人工知能は人間を超えるか (角川EPUB選書)『人工知能は人間を超えるか~ディープラーニングの先にあるもの~』を読んだ。しっかりと地に足が着いている印象。それでいて、平易で分かりやすい。人工知能の発展の歴史と今後の可能性を概観できた。

ポイントはディープラーニング。最近よく見かけるし、気になって少し調べて見たし、Rでサンプルを動かしてもみたくせに、それでもいまいち分からなくてモヤモヤしていたのが、この本を読んでようやく基本的なアイディアとその意義が理解できた(気がする)。

ディープラーニングの最大の意義は、特徴表現自体を学習できるようになったこと。おかげで、人間が与えないといけない情報が大幅に削減された上に、人間が手間暇掛けて特徴表現をチューニングするより遙かに高い性能の人工知能(画像分類プログラム)ができるようになった。

面白いのは、個々のアイディア自体は昔からあったこと。ざっくりいうと、ディープラーニングは非線形にした主成分分析を多段に組んだニューラルネットワークということらしい。頑健性(ロバストネス)を増すため、学習データにノイズを加えるアイディアもリサンプリング手法にあったはず(平滑化ブートストラップ?)。
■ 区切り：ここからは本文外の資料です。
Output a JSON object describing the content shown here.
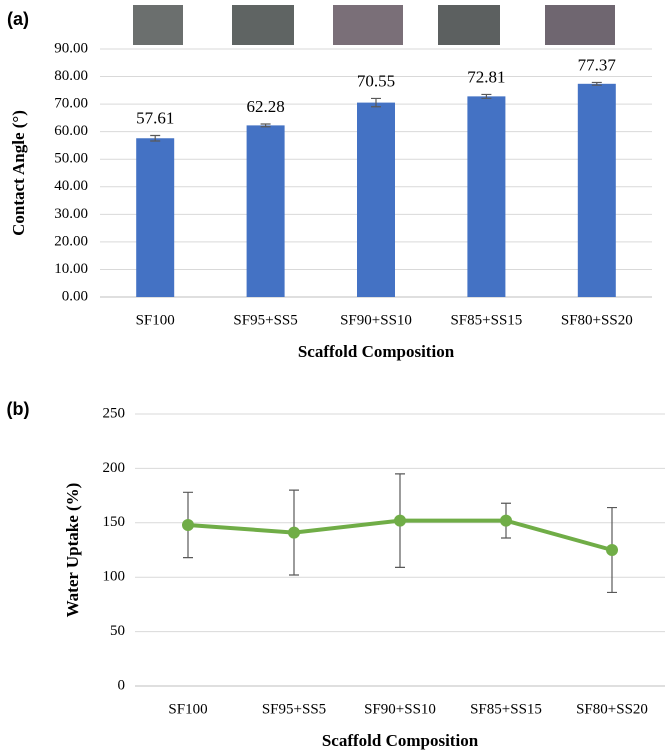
{
  "chart_data": [
    {
      "type": "bar",
      "panel_label": "(a)",
      "ylabel": "Contact Angle (°)",
      "xlabel": "Scaffold Composition",
      "categories": [
        "SF100",
        "SF95+SS5",
        "SF90+SS10",
        "SF85+SS15",
        "SF80+SS20"
      ],
      "values": [
        57.61,
        62.28,
        70.55,
        72.81,
        77.37
      ],
      "errors": [
        1.0,
        0.5,
        1.5,
        0.7,
        0.5
      ],
      "color": "#4472c4",
      "ylim": [
        0,
        90
      ],
      "yticks": [
        {
          "value": 0,
          "label": "0.00"
        },
        {
          "value": 10,
          "label": "10.00"
        },
        {
          "value": 20,
          "label": "20.00"
        },
        {
          "value": 30,
          "label": "30.00"
        },
        {
          "value": 40,
          "label": "40.00"
        },
        {
          "value": 50,
          "label": "50.00"
        },
        {
          "value": 60,
          "label": "60.00"
        },
        {
          "value": 70,
          "label": "70.00"
        },
        {
          "value": 80,
          "label": "80.00"
        },
        {
          "value": 90,
          "label": "90.00"
        }
      ],
      "grid": true
    },
    {
      "type": "line",
      "panel_label": "(b)",
      "ylabel": "Water Uptake (%)",
      "xlabel": "Scaffold Composition",
      "categories": [
        "SF100",
        "SF95+SS5",
        "SF90+SS10",
        "SF85+SS15",
        "SF80+SS20"
      ],
      "values": [
        148,
        141,
        152,
        152,
        125
      ],
      "errors": [
        30,
        39,
        43,
        16,
        39
      ],
      "color": "#70ad47",
      "ylim": [
        0,
        250
      ],
      "yticks": [
        0,
        50,
        100,
        150,
        200,
        250
      ],
      "grid": true
    }
  ]
}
先日読んだSF小説『ゼンデギ』でも人工知能を扱っているけれど、目指している方向が対称的。『ゼンデギ』ではあくまで人間を仮想化することをターゲットにしているから人間の認識の枠組み(≒特徴表現)を模しているのに対して、ディープラーニングでは人工知能自体が特徴表現を学習するので全くことなる認識をすることになる。それにまず受け取っている情報が違う。
そもそも、センサー(入力)のレベルで違っていたら、同じ「特徴量」になるはずがない。
ただ、これって異なる生物どうしや人間どうしでさえも起こっていること。『波の手紙が響くとき』に登場した全盲だけれど音の反射で周囲を認識していた人にも、実在のモデルがいる。

人工知能固有なのは、哲学・倫理の問題だと思う。これは『ゼンデギ』でも大きなテーマだった。できるからといってやっていいことにはならないけれど、新しいことができるようになったら試したくなるよなぁ。
心を持つ(あるいは一見すると心を持つように見える)人工知能をつくってよいかどうかというのは、大きな論点である。この点を考えておかないと、人工知能に恋愛感情を抱いてしまう、人工知能プログラムを停止させてよいかで争いが起きるなど、さまざまな問題を誘発する可能性がある。

今のところ、「AI効果」で問題になっていないようだけれど、そこまでは遠くない未来に。